A « new aristocracy of artisans » has emerged in a country, France, where any manual job was considered inferior to any intellectual job until recently. When I left fashion to roll up my sleeves in a kitchen, twenty years ago, my family and friends were very skeptical. They were worried not because of the uncertain income but because of the social downgrading it represented. Today everybody says what a great idea I had.
My American friends first opened my eyes years ago when I met a graduate in philosophy who was seriously considering the CIA , I thought “how strange, why would he want to do that”? Today the phenomenon of white collars turning to artisanal activities because deeply unsatisfied with their « Wall Street » corporate jobs, has become a standard.
ALBAN, 33 years old, opened « Le Petit Parisien », boulangerie pâtisserie, a stone’s throw from us, in December 2016. Son of a diplomat, he spent his childhood abroad, in India, Austria, Spain, USA where he missed French bread and learned to appreciate its distinctive superiority. A Business School graduate, he won the bid launched by the Mairie de Paris to reopen a long time inactive bakery located in my hip neighborhood.

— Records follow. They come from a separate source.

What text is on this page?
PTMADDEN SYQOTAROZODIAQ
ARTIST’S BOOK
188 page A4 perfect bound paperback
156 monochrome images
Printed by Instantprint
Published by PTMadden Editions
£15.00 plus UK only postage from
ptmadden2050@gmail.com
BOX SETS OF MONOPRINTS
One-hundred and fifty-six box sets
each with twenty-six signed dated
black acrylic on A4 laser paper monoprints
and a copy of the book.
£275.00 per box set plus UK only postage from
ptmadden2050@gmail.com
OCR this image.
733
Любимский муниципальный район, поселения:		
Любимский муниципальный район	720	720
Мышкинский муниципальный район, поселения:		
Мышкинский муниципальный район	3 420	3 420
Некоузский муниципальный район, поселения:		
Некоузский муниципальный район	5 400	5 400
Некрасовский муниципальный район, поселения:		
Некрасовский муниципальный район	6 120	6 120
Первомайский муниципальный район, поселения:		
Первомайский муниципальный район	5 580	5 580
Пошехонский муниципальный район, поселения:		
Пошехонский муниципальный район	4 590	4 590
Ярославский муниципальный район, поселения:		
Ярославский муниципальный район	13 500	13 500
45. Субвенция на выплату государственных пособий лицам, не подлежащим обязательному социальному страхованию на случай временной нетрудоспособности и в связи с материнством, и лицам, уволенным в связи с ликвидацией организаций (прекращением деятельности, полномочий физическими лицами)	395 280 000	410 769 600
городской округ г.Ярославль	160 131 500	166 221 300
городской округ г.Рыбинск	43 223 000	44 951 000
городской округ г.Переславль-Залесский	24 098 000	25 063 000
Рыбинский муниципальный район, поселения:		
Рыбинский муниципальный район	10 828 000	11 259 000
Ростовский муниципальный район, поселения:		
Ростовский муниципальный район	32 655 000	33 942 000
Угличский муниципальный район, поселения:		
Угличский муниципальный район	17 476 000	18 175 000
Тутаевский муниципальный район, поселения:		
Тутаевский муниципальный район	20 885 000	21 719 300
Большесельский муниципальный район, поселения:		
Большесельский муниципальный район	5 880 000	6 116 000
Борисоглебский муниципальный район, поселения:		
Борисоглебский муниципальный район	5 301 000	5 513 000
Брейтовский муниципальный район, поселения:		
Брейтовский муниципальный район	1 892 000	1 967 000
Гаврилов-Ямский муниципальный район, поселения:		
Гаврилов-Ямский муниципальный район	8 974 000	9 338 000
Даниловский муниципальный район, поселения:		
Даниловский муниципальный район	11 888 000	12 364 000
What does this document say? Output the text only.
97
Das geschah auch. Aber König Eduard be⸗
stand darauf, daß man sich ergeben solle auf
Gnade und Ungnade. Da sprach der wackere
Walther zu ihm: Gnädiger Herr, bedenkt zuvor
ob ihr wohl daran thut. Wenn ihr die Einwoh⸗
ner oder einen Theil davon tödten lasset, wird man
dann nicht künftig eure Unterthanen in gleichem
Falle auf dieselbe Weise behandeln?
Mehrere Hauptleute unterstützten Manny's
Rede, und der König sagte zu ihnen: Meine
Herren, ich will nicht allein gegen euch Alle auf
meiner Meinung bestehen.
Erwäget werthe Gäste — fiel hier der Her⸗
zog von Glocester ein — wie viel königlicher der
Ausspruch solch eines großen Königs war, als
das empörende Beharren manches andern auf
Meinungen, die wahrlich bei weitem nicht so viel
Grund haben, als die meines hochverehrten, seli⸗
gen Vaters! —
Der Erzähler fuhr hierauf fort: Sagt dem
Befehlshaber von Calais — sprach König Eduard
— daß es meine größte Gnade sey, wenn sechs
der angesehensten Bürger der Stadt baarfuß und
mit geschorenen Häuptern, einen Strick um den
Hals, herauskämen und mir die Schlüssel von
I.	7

After months and months of waiting (this is France), he had to undertake huge reconstruction and costly investments, at his expense. But he probably knew how to persuade the banks.
He hired his employees through professional schools and mostly his own network. Alban’s training is a mix of self taught by observation, a cursus at EBP and short stints with his suppliers Moulin de Chars and Moulin de Brasseuil for the organic only baguettes.